AutoAdapt: An Automated Domain Adaptation Framework for LLMs
This work provides an automated solution for efficient and reliable domain adaptation of LLMs, benefiting researchers and practitioners working with specialized data.
Large language models (LLMs) struggle in specialized domains due to manual, costly, and complex adaptation processes. AutoAdapt, an automated framework, addresses this by using curated knowledge bases and a multi-agent debating system to streamline adaptation, achieving a 25% average relative accuracy improvement over state-of-the-art baselines across 10 tasks.

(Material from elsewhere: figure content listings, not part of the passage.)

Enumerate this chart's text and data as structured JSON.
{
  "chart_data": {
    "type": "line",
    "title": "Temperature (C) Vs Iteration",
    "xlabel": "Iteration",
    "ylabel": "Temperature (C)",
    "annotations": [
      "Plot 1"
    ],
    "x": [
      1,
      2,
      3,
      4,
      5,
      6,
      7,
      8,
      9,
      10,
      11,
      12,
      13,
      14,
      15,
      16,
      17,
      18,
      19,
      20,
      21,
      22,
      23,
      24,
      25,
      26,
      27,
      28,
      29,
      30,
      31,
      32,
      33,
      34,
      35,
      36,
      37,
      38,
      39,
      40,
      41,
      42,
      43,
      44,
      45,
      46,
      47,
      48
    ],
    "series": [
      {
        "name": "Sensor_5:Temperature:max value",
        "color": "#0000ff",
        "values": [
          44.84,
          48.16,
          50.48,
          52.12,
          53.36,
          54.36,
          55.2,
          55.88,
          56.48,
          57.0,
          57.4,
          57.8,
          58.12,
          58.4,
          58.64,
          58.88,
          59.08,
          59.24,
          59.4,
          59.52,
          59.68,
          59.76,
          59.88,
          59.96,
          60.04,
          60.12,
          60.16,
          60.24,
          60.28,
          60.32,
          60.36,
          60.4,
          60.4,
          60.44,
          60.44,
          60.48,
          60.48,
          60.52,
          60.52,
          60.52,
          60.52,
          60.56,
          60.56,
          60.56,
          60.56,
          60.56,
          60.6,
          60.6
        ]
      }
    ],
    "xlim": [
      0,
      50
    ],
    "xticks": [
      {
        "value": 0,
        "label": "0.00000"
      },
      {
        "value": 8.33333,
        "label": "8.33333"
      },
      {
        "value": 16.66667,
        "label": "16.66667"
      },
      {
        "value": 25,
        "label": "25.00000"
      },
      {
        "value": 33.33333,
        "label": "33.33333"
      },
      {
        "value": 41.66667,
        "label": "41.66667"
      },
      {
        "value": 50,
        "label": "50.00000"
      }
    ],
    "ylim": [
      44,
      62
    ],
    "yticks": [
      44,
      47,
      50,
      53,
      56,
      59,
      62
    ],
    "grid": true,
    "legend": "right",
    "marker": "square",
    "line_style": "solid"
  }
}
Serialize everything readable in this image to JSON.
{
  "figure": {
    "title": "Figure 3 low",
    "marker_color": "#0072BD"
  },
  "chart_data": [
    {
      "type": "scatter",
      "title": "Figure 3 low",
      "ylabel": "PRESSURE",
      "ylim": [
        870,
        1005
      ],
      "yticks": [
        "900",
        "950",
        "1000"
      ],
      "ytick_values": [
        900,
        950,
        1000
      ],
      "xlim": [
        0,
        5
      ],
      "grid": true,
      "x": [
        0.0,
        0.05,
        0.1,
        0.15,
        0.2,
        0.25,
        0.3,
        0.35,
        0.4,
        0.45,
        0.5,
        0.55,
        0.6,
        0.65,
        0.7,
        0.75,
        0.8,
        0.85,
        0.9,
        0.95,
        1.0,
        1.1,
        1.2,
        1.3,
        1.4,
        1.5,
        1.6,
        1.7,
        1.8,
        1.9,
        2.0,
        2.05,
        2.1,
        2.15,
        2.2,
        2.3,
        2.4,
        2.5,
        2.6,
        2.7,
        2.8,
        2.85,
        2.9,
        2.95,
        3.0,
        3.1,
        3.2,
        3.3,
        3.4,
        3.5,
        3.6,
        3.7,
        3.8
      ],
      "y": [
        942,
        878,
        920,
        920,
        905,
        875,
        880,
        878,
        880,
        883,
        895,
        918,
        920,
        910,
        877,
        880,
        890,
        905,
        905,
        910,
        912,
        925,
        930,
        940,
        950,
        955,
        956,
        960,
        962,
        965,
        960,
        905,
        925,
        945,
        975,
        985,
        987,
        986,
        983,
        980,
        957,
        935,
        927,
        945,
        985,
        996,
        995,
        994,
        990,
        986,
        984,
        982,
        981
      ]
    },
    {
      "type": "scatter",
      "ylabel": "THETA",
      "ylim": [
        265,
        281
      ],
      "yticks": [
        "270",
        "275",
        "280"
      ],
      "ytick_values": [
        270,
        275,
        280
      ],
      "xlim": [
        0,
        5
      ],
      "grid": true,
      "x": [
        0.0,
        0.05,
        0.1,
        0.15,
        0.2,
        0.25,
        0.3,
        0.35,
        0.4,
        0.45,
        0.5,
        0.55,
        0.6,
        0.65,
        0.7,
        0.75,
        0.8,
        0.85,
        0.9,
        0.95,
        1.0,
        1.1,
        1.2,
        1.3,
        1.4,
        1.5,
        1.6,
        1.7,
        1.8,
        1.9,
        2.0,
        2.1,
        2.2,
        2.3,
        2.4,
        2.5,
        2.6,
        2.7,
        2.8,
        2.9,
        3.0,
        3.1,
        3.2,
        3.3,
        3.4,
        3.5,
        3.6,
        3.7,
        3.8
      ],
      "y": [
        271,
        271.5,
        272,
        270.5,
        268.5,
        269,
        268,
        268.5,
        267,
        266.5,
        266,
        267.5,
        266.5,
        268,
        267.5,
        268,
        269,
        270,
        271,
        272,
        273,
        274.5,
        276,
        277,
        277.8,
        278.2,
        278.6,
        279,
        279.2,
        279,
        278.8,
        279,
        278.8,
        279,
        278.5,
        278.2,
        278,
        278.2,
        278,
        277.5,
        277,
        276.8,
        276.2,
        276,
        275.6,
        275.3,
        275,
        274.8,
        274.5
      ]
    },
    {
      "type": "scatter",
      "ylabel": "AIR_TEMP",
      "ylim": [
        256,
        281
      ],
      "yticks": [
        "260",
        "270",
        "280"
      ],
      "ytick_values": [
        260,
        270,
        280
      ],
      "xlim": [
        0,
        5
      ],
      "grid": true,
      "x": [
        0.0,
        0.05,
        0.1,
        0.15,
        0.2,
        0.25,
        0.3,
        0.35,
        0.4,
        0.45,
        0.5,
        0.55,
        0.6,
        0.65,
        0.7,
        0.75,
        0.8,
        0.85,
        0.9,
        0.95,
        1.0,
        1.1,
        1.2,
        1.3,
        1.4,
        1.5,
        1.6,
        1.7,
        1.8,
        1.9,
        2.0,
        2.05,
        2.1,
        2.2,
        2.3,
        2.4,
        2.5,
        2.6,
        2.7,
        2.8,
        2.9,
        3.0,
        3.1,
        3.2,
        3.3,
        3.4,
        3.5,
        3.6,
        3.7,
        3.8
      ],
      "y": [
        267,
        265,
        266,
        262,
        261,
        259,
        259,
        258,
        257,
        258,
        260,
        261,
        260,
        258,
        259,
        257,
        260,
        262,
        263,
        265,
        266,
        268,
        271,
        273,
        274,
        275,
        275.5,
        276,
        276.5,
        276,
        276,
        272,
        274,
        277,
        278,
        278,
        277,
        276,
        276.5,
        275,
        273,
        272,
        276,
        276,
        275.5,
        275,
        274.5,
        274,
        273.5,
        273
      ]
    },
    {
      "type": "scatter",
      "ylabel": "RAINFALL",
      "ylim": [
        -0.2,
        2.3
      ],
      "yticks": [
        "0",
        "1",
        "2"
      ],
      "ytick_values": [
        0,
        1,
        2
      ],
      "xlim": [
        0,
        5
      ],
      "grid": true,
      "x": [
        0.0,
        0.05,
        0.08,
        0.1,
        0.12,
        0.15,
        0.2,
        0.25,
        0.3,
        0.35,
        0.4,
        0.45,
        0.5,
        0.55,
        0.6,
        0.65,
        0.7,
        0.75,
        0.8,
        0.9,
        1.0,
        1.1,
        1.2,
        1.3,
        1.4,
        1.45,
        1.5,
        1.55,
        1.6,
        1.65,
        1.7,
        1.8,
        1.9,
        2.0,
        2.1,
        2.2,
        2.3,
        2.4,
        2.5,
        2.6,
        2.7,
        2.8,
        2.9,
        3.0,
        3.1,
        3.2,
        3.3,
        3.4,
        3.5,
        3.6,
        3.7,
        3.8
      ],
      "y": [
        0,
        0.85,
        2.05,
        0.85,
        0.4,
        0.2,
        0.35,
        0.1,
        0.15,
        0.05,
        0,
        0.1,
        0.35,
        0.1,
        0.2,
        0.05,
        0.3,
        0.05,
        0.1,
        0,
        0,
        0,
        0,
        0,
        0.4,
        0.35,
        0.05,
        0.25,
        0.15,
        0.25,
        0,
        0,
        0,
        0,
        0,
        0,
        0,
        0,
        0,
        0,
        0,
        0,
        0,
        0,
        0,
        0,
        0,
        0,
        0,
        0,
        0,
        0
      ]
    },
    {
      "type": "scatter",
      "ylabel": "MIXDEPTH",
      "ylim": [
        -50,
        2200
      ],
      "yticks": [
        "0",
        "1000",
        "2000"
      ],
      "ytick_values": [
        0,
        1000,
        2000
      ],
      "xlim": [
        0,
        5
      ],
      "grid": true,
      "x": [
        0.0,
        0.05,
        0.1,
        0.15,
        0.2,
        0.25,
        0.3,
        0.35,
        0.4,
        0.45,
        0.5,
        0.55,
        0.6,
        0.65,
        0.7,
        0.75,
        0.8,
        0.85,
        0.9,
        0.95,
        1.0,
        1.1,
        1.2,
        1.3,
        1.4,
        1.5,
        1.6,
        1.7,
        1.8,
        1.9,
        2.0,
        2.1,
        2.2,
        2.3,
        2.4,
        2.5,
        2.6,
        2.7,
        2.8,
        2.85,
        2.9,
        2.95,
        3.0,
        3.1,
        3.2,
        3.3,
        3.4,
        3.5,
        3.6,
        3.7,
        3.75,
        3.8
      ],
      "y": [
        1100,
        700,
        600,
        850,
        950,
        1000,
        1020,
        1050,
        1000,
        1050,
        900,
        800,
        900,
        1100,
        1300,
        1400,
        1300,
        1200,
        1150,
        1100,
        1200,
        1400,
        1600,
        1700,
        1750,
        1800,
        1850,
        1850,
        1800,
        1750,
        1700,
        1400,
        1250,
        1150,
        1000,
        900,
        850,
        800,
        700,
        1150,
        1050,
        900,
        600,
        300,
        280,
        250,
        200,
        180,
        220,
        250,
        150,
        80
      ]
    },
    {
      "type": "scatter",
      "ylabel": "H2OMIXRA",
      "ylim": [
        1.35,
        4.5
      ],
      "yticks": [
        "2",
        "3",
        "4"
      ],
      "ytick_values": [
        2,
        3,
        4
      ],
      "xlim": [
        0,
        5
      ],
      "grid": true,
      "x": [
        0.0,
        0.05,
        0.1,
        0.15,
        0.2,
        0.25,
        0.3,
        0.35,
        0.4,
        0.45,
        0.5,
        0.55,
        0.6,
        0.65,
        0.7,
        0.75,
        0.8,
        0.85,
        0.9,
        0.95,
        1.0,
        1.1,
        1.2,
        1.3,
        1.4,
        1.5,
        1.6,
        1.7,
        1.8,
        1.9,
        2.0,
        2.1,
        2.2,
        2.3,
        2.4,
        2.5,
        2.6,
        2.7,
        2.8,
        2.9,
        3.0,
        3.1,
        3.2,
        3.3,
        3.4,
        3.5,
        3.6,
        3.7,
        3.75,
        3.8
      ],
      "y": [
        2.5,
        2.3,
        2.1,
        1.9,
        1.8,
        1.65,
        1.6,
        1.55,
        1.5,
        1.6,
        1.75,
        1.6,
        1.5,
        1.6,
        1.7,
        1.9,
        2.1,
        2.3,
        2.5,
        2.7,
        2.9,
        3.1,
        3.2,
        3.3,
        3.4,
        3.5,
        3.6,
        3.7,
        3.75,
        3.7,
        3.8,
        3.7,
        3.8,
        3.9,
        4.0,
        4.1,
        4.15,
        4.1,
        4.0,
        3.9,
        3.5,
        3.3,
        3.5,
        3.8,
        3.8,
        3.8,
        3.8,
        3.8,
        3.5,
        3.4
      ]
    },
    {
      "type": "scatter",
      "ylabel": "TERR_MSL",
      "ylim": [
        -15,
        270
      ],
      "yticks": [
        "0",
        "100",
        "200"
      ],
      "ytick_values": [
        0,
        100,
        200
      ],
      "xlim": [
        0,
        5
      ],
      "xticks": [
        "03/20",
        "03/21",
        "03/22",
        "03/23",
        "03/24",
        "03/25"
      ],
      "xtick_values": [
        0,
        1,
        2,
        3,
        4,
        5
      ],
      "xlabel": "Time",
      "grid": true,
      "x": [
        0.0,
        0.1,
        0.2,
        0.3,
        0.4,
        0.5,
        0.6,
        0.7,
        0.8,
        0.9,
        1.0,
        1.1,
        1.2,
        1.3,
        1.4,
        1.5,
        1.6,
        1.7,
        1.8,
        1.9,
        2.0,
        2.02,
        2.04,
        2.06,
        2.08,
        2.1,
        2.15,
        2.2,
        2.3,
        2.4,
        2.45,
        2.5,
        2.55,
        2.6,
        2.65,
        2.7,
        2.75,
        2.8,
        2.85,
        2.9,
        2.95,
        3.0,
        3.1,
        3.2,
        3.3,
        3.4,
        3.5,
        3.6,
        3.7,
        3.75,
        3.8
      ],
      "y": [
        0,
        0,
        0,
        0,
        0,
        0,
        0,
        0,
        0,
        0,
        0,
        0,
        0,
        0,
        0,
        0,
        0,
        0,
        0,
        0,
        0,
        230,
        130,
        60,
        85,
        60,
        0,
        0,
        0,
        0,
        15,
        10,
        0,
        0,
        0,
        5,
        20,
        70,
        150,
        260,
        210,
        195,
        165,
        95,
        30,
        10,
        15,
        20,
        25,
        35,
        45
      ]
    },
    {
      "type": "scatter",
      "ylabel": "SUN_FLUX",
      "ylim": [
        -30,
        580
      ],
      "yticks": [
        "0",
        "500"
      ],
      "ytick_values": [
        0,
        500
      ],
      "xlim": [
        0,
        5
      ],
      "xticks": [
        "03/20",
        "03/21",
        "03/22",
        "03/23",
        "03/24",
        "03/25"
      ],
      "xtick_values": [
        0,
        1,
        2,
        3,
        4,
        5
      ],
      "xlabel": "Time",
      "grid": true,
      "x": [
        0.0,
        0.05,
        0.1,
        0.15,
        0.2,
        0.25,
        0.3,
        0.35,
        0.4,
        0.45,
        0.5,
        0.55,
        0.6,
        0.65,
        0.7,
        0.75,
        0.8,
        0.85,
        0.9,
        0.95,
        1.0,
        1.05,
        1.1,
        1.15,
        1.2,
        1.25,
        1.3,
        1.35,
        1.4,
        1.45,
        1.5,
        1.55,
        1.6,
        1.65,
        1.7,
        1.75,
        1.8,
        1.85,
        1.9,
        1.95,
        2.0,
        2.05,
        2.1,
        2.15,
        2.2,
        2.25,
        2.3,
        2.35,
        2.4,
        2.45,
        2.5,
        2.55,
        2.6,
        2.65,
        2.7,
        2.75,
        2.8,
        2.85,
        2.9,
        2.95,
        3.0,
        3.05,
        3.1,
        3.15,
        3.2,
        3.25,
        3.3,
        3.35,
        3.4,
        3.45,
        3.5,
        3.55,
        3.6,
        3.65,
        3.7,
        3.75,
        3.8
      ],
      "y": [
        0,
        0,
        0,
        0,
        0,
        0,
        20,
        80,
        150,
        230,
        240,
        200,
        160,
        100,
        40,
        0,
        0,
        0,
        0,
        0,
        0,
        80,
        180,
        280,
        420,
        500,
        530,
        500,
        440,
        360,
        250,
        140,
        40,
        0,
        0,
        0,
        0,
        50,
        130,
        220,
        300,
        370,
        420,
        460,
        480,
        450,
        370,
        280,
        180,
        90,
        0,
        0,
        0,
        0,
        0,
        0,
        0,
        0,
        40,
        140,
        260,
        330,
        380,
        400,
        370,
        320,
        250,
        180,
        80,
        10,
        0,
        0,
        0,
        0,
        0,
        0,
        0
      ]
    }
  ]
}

Large language models (LLMs) excel in open domains but struggle in specialized settings with limited data and evolving knowledge. Existing domain adaptation practices rely heavily on manual trial-and-error processes, incur significant hyperparameter complexity, and are highly sensitive to data and user preferences, all under the high cost of LLM training. Moreover, the interactions and transferability of hyperparameter choices across models/domains remain poorly understood, making adaptation gains uncertain even with substantial effort. To solve these challenges, we present AutoAdapt, a novel end-to-end automated framework for efficient and reliable LLM domain adaptation. AutoAdapt leverages curated knowledge bases from literature and open-source resources to reduce expert intervention. To narrow the search space, we design a novel multi-agent debating system in which proposal and critic agents iteratively interact to align user intent and incorporate data signals and best practices into the planning process. To optimize hyperparameters under tight budgets, we propose AutoRefine, a novel LLM-based surrogate that replaces costly black-box search. Across 10 tasks, AutoAdapt achieves a 25% average relative accuracy improvement over state-of-the-art Automated Machine Learning baselines with minimal overhead.